My children go to a local Montessori school, here in Cleveland.  The head of school is retiring, so we are in the process of looking for a new principal.  Meeting and interacting with these highly qualified and impressive individuals, asking them questions about their leadership style, experiences with hiring and firing, financial acumen, family situation and hobbies is really interesting.  It also requires a certain strength in cutting through the veneer of super experienced interviewees!

One of the candidates discussed his impressions of the students.  The seventh and eighth graders told him they felt known, that their teachers all made the effort to understand and know them deeply and that they felt truly supported.  The school has a unique culture which the students all were aware of and noted that it was different to the community in other schools.  They loved this feeling. Another candidate described it as our “special sauce”!
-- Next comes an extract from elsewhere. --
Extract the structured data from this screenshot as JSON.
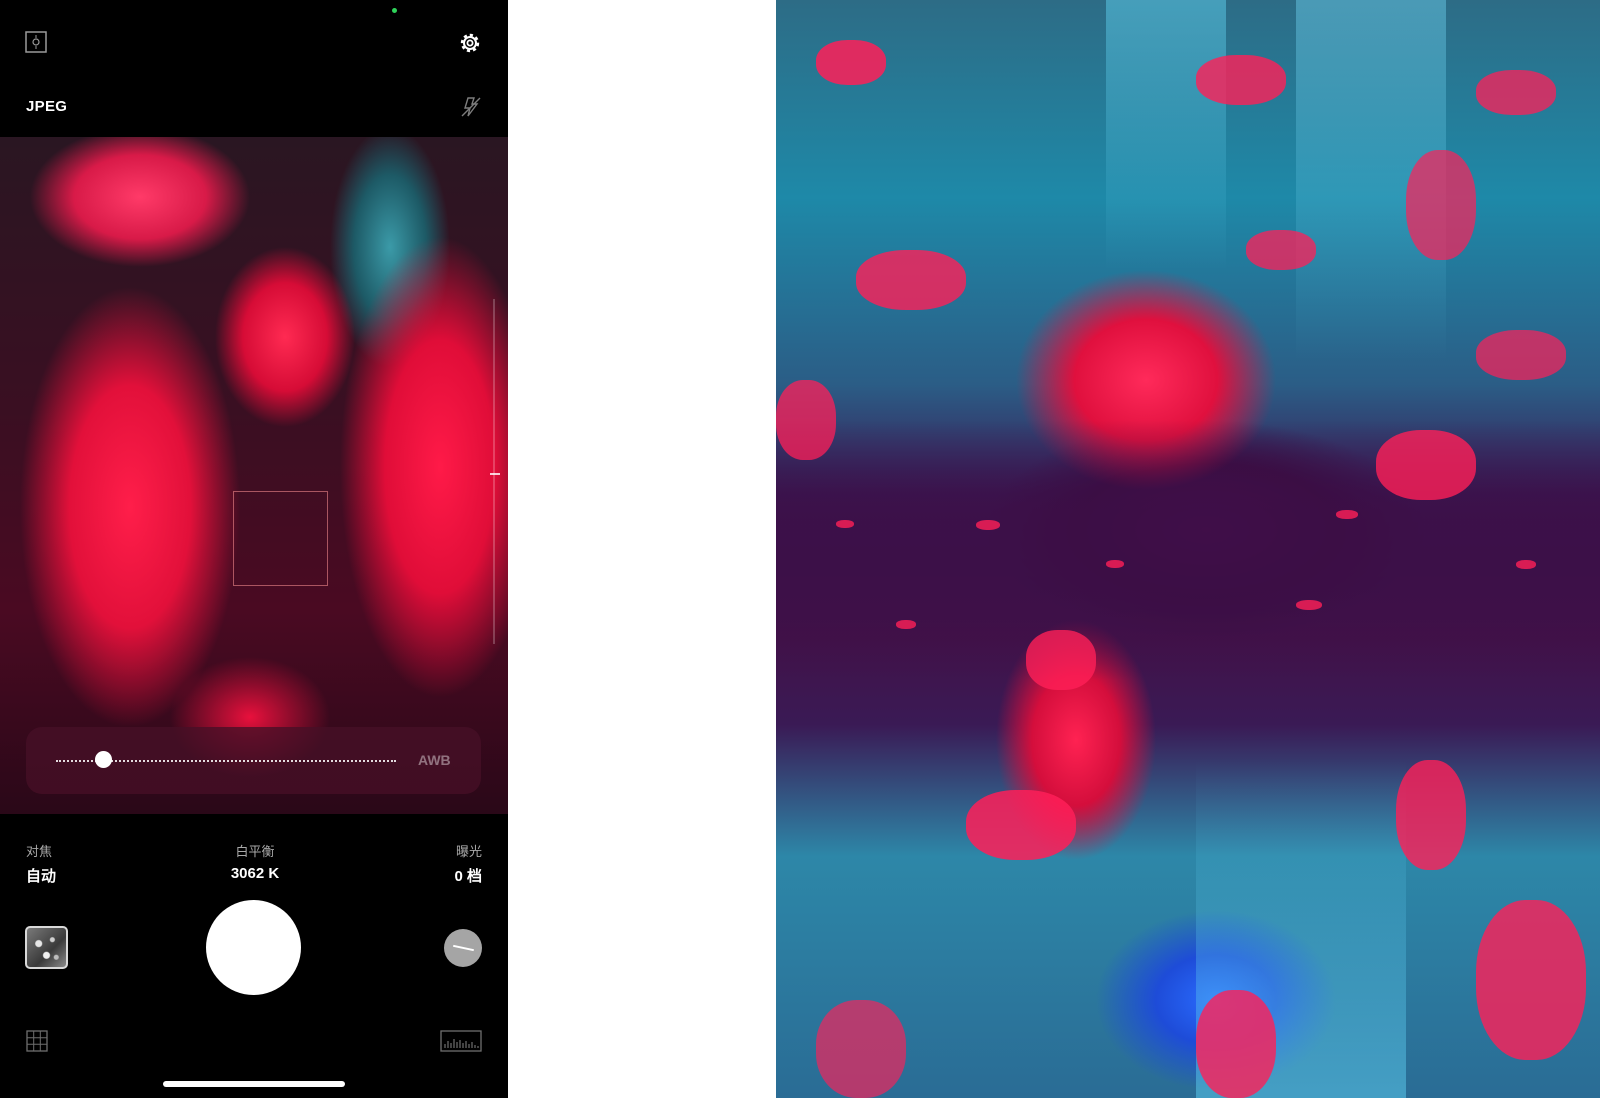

I was struck by how one of the candidates commented that these 12-14 year old students had a very strong sense of themselves and the situation, particularly in the way that they interacted with him, what they told him, what they felt comfortable sharing with him.  He described it as “appropriately fearless.”

This stuck in my head and has been percolating for the last few days.
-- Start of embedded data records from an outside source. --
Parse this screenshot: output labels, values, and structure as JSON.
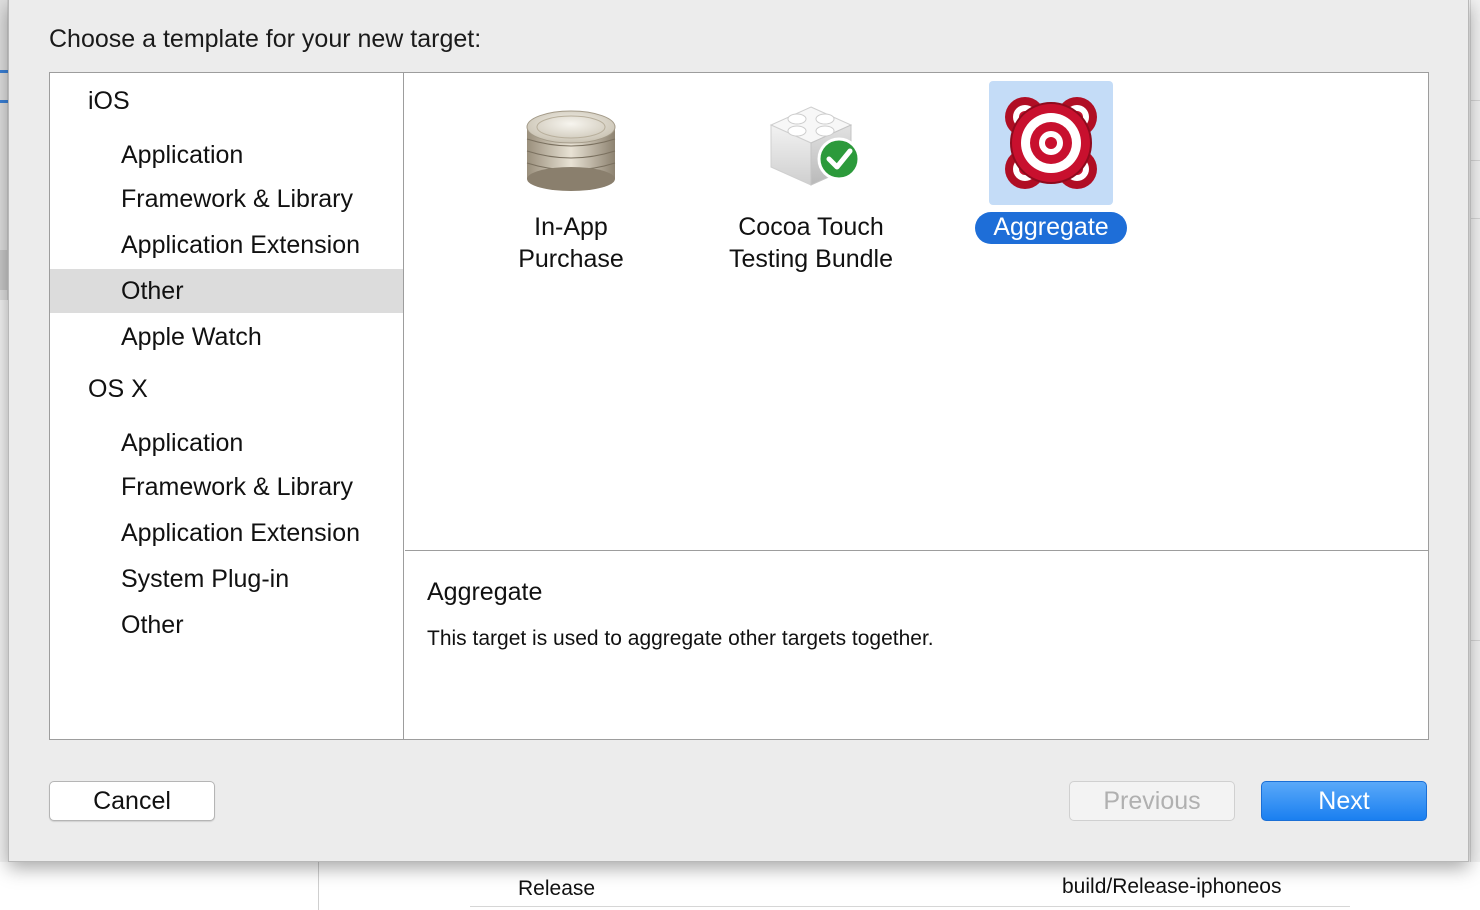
{
  "dialog": {
    "prompt": "Choose a template for your new target:"
  },
  "sidebar": {
    "platforms": [
      {
        "name": "iOS",
        "categories": [
          "Application",
          "Framework & Library",
          "Application Extension",
          "Other",
          "Apple Watch"
        ]
      },
      {
        "name": "OS X",
        "categories": [
          "Application",
          "Framework & Library",
          "Application Extension",
          "System Plug-in",
          "Other"
        ]
      }
    ],
    "selected": "iOS / Other"
  },
  "templates": [
    {
      "name_line1": "In-App",
      "name_line2": "Purchase",
      "icon": "coins-stack-icon"
    },
    {
      "name_line1": "Cocoa Touch",
      "name_line2": "Testing Bundle",
      "icon": "lego-brick-checkmark-icon"
    },
    {
      "name_line1": "Aggregate",
      "name_line2": "",
      "icon": "target-bullseye-icon",
      "selected": true
    }
  ],
  "detail": {
    "title": "Aggregate",
    "description": "This target is used to aggregate other targets together."
  },
  "buttons": {
    "cancel": "Cancel",
    "previous": "Previous",
    "next": "Next"
  },
  "background": {
    "config_name": "Release",
    "build_path": "build/Release-iphoneos"
  },
  "colors": {
    "accent": "#1e6ed8",
    "selection_row": "#dcdcdc",
    "icon_selection": "#c4dcf7",
    "target_red": "#c8102e"
  }
}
As an approach to life, it makes a huge amount of sense to me.  As a parent it inherently appeals: I want my children to go out and engage in the world, but to do it safely and with intelligence and awareness about the situation. I want them to have the right amount of fear to keep themselves safe, but not inhibited.

As a woman and the mother of a daughter, and a lover of women in general, I want women to be able to engage in the world in a way that allows them to say what they want, wear what they want & do what they want, without fear.  Yet, we live in a world where that is frequently not the case, so we need to learn how to have a little fear, but not so much that we do not live the way that we want to live.

Growing up in London I inherently cultivated “appropriately fearless” behavior in the way I dressed, navigated public transport and places such as clubs and bars.  I wanted to be able to dress how I wanted to, but I also had to be aware of what might happen if my skirt was too short. I wanted to be able to say what I wanted to say and have my words understood in the right context.

In middle school, I learned how to be “appropriately fearless” in my academic classes – which teachers it was worth challenging or making attempts to answer a difficult question, and which teachers did not cultivate a classroom where failing was met with a supportive reaction.  As I developed relationships outside of the confines of my family and school I learned which friendships had space for total fearlessness with respect to what I could say and those in which I learned to cultivate “appropriately fearless” behaviors.

As a mother of three very different children, “appropriately fearless” will look different for each of them, and one of my jobs as a parent it to help them develop their own versions of “appropriately fearless” engagement with the world.  What a fabulous challenge for me, and one that I treasure deeply.

Also, as a newly un-partnered mother, I am learning to cultivate my own brand of “appropriately fearless” behaviors, particularly in a community where the norm is married, and one is often seen as an odd one out, in need of saving or rescuing, or avoiding altogether as if divorce is contagious.

I rise to the challenge of creating a home with four unique versions of “appropriately fearless” lifestyles!